A Few Minor Things Which A Good Driver Can Look After In His / Her Own Car
As a good, responsible driver, there are many things you can look after in your car. It is unnecessary to depend a 100% on your mechanic. Some things you can yourself do is listed below:
1) Changing indicator or signal bulbs.
Purchase a box of spare indicators or signal bulbs. They cost anything from RM5 – RM6. Also buy some “tail lights” bulbs.
Learn to distinguish indicator bulbs from tail light bulbs. To change them, you might need a couple of screwdrivers.
Some newer models of cars have indicator or signal bulbs which are more difficult to replace. In such cases, you’ll have no choice but send them to the mechanic.
How do you know when one of the indicator or signal bulbs has fused or burnt away? Putting on the indicator stalk, the indicator seems to be flashing fast, indicating one of the bulbs may have fused or burnt away.
2) Checking brake fluid levels.
Opening the bonnet, you see the “brake fluid” container (normally white) in the engine compartment.
The plastic container has 2 levels. The upper level and the lower level. The brake fluid should reach the upper level.
Get a bottle of medium sized brake fluid for RM8 – RM10. DOT 3 would be the best. Brake fluid comes in various colours. Red, blue or even green. Best to get a brake fluid similar to your original brake colour.
3) Testing the efficiency of your brakes.
Stepping on your brakes, older version of cars should depress half way down. Should it depress completely down to the floorboard, this indicates a slight failure in the braking mechanism.
Another method to test whether the brakes are experiencing a malfunction or otherwise, is to step on the brakes rigidly for a few seconds. If a brake pedal then depresses by itself to the bottom of the floorboard, it is an indication some leakages may occur somewhere along the brake system. Send your car immediately for repairs.

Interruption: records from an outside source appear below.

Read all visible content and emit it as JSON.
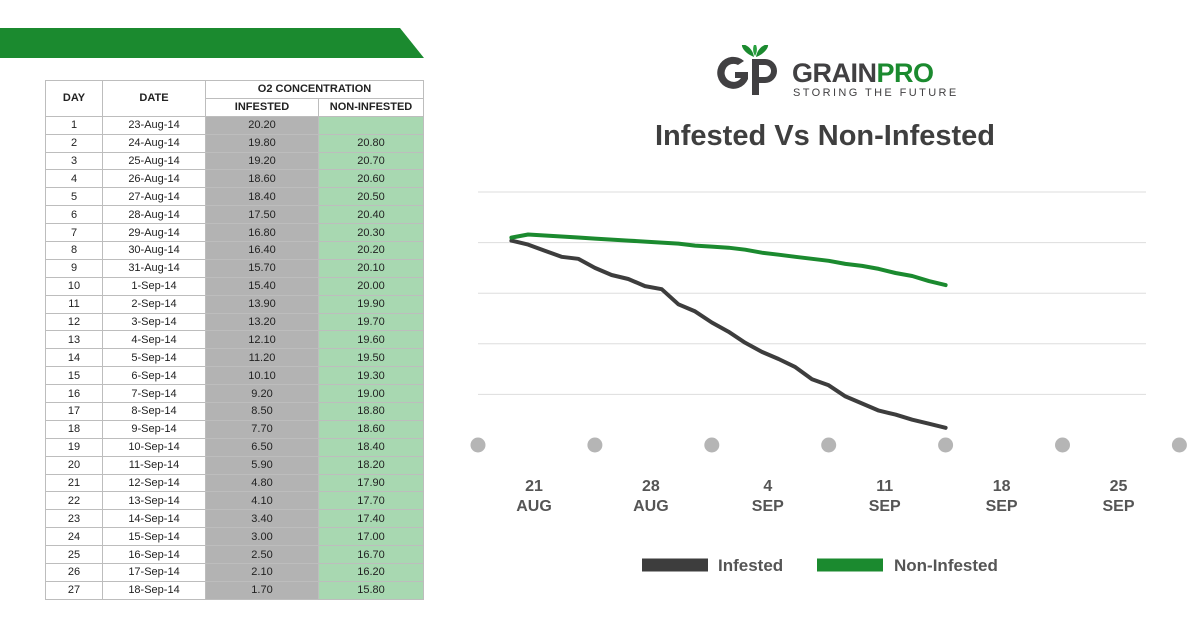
{
  "colors": {
    "brand_green": "#1b8a2f",
    "infested": "#3d3d3d",
    "non_infested": "#1b8a2f",
    "infested_cell": "#b3b3b3",
    "non_infested_cell": "#a8d8b1",
    "grid": "#dddddd",
    "tick_dot": "#b5b5b5"
  },
  "brand": {
    "name_part1": "GRAIN",
    "name_part2": "PRO",
    "tagline": "STORING THE FUTURE",
    "monogram": "GP"
  },
  "table": {
    "headers": {
      "day": "DAY",
      "date": "DATE",
      "o2": "O2 CONCENTRATION",
      "infested": "INFESTED",
      "non_infested": "NON-INFESTED"
    },
    "rows": [
      {
        "day": "1",
        "date": "23-Aug-14",
        "infested": "20.20",
        "non_infested": ""
      },
      {
        "day": "2",
        "date": "24-Aug-14",
        "infested": "19.80",
        "non_infested": "20.80"
      },
      {
        "day": "3",
        "date": "25-Aug-14",
        "infested": "19.20",
        "non_infested": "20.70"
      },
      {
        "day": "4",
        "date": "26-Aug-14",
        "infested": "18.60",
        "non_infested": "20.60"
      },
      {
        "day": "5",
        "date": "27-Aug-14",
        "infested": "18.40",
        "non_infested": "20.50"
      },
      {
        "day": "6",
        "date": "28-Aug-14",
        "infested": "17.50",
        "non_infested": "20.40"
      },
      {
        "day": "7",
        "date": "29-Aug-14",
        "infested": "16.80",
        "non_infested": "20.30"
      },
      {
        "day": "8",
        "date": "30-Aug-14",
        "infested": "16.40",
        "non_infested": "20.20"
      },
      {
        "day": "9",
        "date": "31-Aug-14",
        "infested": "15.70",
        "non_infested": "20.10"
      },
      {
        "day": "10",
        "date": "1-Sep-14",
        "infested": "15.40",
        "non_infested": "20.00"
      },
      {
        "day": "11",
        "date": "2-Sep-14",
        "infested": "13.90",
        "non_infested": "19.90"
      },
      {
        "day": "12",
        "date": "3-Sep-14",
        "infested": "13.20",
        "non_infested": "19.70"
      },
      {
        "day": "13",
        "date": "4-Sep-14",
        "infested": "12.10",
        "non_infested": "19.60"
      },
      {
        "day": "14",
        "date": "5-Sep-14",
        "infested": "11.20",
        "non_infested": "19.50"
      },
      {
        "day": "15",
        "date": "6-Sep-14",
        "infested": "10.10",
        "non_infested": "19.30"
      },
      {
        "day": "16",
        "date": "7-Sep-14",
        "infested": "9.20",
        "non_infested": "19.00"
      },
      {
        "day": "17",
        "date": "8-Sep-14",
        "infested": "8.50",
        "non_infested": "18.80"
      },
      {
        "day": "18",
        "date": "9-Sep-14",
        "infested": "7.70",
        "non_infested": "18.60"
      },
      {
        "day": "19",
        "date": "10-Sep-14",
        "infested": "6.50",
        "non_infested": "18.40"
      },
      {
        "day": "20",
        "date": "11-Sep-14",
        "infested": "5.90",
        "non_infested": "18.20"
      },
      {
        "day": "21",
        "date": "12-Sep-14",
        "infested": "4.80",
        "non_infested": "17.90"
      },
      {
        "day": "22",
        "date": "13-Sep-14",
        "infested": "4.10",
        "non_infested": "17.70"
      },
      {
        "day": "23",
        "date": "14-Sep-14",
        "infested": "3.40",
        "non_infested": "17.40"
      },
      {
        "day": "24",
        "date": "15-Sep-14",
        "infested": "3.00",
        "non_infested": "17.00"
      },
      {
        "day": "25",
        "date": "16-Sep-14",
        "infested": "2.50",
        "non_infested": "16.70"
      },
      {
        "day": "26",
        "date": "17-Sep-14",
        "infested": "2.10",
        "non_infested": "16.20"
      },
      {
        "day": "27",
        "date": "18-Sep-14",
        "infested": "1.70",
        "non_infested": "15.80"
      }
    ]
  },
  "chart_data": {
    "type": "line",
    "title": "Infested Vs Non-Infested",
    "x_ticks": [
      {
        "day": "21",
        "month": "AUG"
      },
      {
        "day": "28",
        "month": "AUG"
      },
      {
        "day": "4",
        "month": "SEP"
      },
      {
        "day": "11",
        "month": "SEP"
      },
      {
        "day": "18",
        "month": "SEP"
      },
      {
        "day": "25",
        "month": "SEP"
      }
    ],
    "x_range": [
      "2014-08-21",
      "2014-09-30"
    ],
    "ylim": [
      0,
      25
    ],
    "grid": true,
    "legend_position": "bottom",
    "x": [
      "2014-08-23",
      "2014-08-24",
      "2014-08-25",
      "2014-08-26",
      "2014-08-27",
      "2014-08-28",
      "2014-08-29",
      "2014-08-30",
      "2014-08-31",
      "2014-09-01",
      "2014-09-02",
      "2014-09-03",
      "2014-09-04",
      "2014-09-05",
      "2014-09-06",
      "2014-09-07",
      "2014-09-08",
      "2014-09-09",
      "2014-09-10",
      "2014-09-11",
      "2014-09-12",
      "2014-09-13",
      "2014-09-14",
      "2014-09-15",
      "2014-09-16",
      "2014-09-17",
      "2014-09-18"
    ],
    "series": [
      {
        "name": "Infested",
        "color": "#3d3d3d",
        "values": [
          20.2,
          19.8,
          19.2,
          18.6,
          18.4,
          17.5,
          16.8,
          16.4,
          15.7,
          15.4,
          13.9,
          13.2,
          12.1,
          11.2,
          10.1,
          9.2,
          8.5,
          7.7,
          6.5,
          5.9,
          4.8,
          4.1,
          3.4,
          3.0,
          2.5,
          2.1,
          1.7
        ]
      },
      {
        "name": "Non-Infested",
        "color": "#1b8a2f",
        "values": [
          null,
          20.8,
          20.7,
          20.6,
          20.5,
          20.4,
          20.3,
          20.2,
          20.1,
          20.0,
          19.9,
          19.7,
          19.6,
          19.5,
          19.3,
          19.0,
          18.8,
          18.6,
          18.4,
          18.2,
          17.9,
          17.7,
          17.4,
          17.0,
          16.7,
          16.2,
          15.8
        ]
      }
    ]
  }
}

4) Black oil or engine oil levels.
Checking engine oil or black oil in your engine, is rather easy. To do this, first locate the “dipstick”. Extract the dipstick from the engine block. Look at the dipstick carefully.
At the lower end of the dipstick, there will be markings indicating the lower and higher of engine oil. Some advise the engine oil should remain at the higher level. Others advise between the upper and lower levels. Choice is yours.
What oil to use to “top up” the engine oil? The same oil or brand as your original oil is recommended. Multi grade would be best.
5) The tyres.
“Pressure” refers to “amount of air” in your tyre. Ideally 26 psi (pound per square inch) front and 26 psi for the rear tyre is recommended.
Next, it is the “alignment”. Alignment denotes how the tyres touches the ground vertically. If alignment is incorrect or faulty, the tyre will wear away, either on the “inner” or “outer” side. This is called “uneven” tyre wear. Steps will have to be taken to correct this problem.
“Balancing” is the third problem facing a driver. When a tyre is not balanced, the tyre wobbles and vibrates. Steering becomes hard to control.
The steering will sometimes appear “to run to one side”. Balancing then will have to be done to correct this anomaly immediately. These are but a few things a driver can detect or take steps to correct the anomalies facing his vehicle.